Адвокатское сословие, независимые советы присяжных поверенных, независимое поведение адвокатов в суде сразу вызвали нарекания, в особенности со стороны Министерства внутренних дел. И граф Пален со своей стороны не преминул начать старания к «обузданию» адвокатов, и вот мы видим, что прежде всего первые нападки делаются на их самоуправление, и при введении судебной реформы в новых округах, в провинции, уже сословие присяжной адвокатуры подчиняется, согласно изъятиям, установленным в 1874 г., окружным судам и судебным палатам, а не особым советам. Затем, в 1877 г., вырабатывается даже Паленом проект о предоставлении министру юстиции права исключения из сословия. Этот проект, однако, не прошел тогда в Государственном совете.

Наконец, стали собираться в это время тучи и над важнейшей стороной новых установлений – над судом присяжных. Собран был значительный материал в Министерстве юстиции о сравнительно большом будто бы числе оправдательных приговоров суда присяжных по делам, требовавшим несомненного обвинения, и вот стала настойчиво проводиться мысль о том, чтобы не только изъять целый ряд дел из ведения суда присяжных, что уже было сделано в значительной мере и раньше, но прямо об уничтожении суда присяжных вообще, и в 1878 г. только, может быть, записка, составленная по этому поводу А.Ф. Кони, который долго был председателем Петербургского окружного суда, собрал по этому вопросу большой материал относительно деятельности суда присяжных и обладал, таким образом, и прямыми статистическими данными, и подавляющей массой личных наблюдений, заставила гр. Палена усомниться в верности ходячего мнения о суде присяжных, распространенного как в публике, так и в Министерстве юстиции. Подача этой записки, во всяком случае, заставила Палена поколебаться. Таким образом, мы видим, что поход сперва не увенчался успехом, он возобновился с большой силою в 80-х годах, но об этом речь впереди.
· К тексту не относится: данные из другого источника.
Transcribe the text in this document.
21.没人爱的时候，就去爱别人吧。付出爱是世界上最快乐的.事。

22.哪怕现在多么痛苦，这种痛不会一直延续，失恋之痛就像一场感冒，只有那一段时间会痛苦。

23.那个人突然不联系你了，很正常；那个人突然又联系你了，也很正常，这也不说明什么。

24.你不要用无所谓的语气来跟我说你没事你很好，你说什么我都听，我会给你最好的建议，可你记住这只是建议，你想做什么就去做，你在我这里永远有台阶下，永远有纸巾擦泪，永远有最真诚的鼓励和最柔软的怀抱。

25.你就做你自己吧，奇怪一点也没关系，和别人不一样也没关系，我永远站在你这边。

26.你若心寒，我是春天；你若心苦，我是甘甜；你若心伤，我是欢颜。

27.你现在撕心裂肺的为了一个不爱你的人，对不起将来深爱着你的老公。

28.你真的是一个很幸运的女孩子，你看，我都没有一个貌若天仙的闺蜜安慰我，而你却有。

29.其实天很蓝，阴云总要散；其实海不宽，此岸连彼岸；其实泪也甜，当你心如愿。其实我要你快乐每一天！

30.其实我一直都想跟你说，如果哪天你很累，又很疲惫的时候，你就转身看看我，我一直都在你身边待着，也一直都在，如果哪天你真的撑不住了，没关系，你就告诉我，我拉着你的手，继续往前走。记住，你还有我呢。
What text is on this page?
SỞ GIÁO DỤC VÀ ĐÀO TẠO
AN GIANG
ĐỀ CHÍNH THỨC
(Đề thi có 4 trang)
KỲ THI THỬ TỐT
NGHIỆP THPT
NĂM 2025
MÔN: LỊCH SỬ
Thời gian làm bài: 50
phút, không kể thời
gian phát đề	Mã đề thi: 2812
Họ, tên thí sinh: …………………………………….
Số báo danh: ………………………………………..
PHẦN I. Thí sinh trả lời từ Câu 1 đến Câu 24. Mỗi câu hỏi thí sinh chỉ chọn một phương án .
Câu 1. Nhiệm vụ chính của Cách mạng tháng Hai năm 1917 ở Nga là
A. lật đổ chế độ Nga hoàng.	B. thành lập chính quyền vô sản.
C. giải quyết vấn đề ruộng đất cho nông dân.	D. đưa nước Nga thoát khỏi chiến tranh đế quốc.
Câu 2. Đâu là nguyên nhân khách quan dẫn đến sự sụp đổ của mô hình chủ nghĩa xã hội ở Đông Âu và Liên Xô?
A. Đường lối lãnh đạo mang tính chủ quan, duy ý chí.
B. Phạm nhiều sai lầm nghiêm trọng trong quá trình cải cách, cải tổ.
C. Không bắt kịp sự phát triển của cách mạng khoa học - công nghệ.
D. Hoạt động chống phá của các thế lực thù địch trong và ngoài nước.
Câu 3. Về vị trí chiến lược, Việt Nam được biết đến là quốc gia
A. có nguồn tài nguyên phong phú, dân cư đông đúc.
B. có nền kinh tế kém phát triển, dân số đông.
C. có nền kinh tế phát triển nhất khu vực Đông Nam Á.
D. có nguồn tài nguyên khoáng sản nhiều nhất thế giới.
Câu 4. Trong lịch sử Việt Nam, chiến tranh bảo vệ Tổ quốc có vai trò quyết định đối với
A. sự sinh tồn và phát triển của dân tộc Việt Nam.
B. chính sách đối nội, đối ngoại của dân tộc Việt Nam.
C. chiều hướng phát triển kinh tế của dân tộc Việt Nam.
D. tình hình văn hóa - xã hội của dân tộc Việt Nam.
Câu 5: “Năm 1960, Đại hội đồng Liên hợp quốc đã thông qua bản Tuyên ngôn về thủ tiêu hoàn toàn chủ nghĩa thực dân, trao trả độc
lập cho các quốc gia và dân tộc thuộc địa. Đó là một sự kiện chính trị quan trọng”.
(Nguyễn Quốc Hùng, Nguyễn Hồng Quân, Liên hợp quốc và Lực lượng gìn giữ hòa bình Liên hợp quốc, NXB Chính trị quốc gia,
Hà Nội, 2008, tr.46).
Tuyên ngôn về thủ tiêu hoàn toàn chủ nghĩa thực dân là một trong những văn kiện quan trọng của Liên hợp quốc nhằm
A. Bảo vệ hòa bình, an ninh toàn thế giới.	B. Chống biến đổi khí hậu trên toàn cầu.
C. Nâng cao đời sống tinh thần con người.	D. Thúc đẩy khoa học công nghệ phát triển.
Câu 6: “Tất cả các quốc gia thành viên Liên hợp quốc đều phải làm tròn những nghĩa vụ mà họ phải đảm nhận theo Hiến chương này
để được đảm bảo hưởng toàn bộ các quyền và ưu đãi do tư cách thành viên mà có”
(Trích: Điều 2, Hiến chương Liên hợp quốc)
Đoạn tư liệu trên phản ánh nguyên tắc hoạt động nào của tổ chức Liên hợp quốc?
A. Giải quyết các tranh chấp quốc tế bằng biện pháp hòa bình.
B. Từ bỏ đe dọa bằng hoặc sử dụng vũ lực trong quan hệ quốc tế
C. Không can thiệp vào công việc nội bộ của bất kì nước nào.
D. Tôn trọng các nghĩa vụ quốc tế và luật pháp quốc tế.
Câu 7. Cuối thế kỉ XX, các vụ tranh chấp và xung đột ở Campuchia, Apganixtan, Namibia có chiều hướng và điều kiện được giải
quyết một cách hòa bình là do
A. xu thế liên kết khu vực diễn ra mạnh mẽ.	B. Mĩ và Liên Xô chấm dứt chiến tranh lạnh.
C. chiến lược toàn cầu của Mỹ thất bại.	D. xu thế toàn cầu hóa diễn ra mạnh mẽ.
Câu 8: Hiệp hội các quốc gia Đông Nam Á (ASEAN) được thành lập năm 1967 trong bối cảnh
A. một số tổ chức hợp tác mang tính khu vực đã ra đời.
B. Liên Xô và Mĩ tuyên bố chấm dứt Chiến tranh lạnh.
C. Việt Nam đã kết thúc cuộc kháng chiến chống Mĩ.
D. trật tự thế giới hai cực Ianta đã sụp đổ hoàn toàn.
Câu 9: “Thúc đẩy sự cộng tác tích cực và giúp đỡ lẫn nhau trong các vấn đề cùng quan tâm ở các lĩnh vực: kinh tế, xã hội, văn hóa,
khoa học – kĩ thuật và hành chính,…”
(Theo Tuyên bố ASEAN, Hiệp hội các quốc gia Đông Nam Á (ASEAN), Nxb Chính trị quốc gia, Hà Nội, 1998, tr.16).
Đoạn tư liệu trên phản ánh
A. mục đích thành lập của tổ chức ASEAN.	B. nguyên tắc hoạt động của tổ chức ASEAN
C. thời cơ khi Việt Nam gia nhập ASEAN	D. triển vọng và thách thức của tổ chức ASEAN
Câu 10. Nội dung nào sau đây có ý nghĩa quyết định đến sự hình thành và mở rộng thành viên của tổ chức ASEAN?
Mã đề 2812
[1] Существовала легенда, что в этом именно здании заседала екатерининская «Комиссия Уложения» в 1767 г. По точной справке, приведенной у Джаншиева («Эпоха великих реформ», 7-е изд., стр. 462), здание это было построено лишь в 1787 г., и, таким образом, легенда о помещении в нем комиссии 1767 г. оказалась неверной.

[2] Цитировано у Джаншиева,/em назв. соч., 7-е изд., стр. 458.

[3] Там же, стр. 478.

[4] И. В. Гессен. «Судебная реформа» в серии «Великие реформы в их прошлом и настоящем». СПб., 1905, стр. 130 и след.

[5] Там же, стр. 130. Срав. А. Ф. Кони. «На жизненном пути», т. II, passim и Н. В. Давыдова «Из прошлого». М., 1913.

[6] По закону, судебные следователи назначаются из лиц, прошедших четырехлетний стаж в кандидатах, на судебные должности при одном из судебных установлений.

[7] Г. А. Джаншиев. «А. М. Унковский и освобождение крестьян». М., 1894, стр. 175.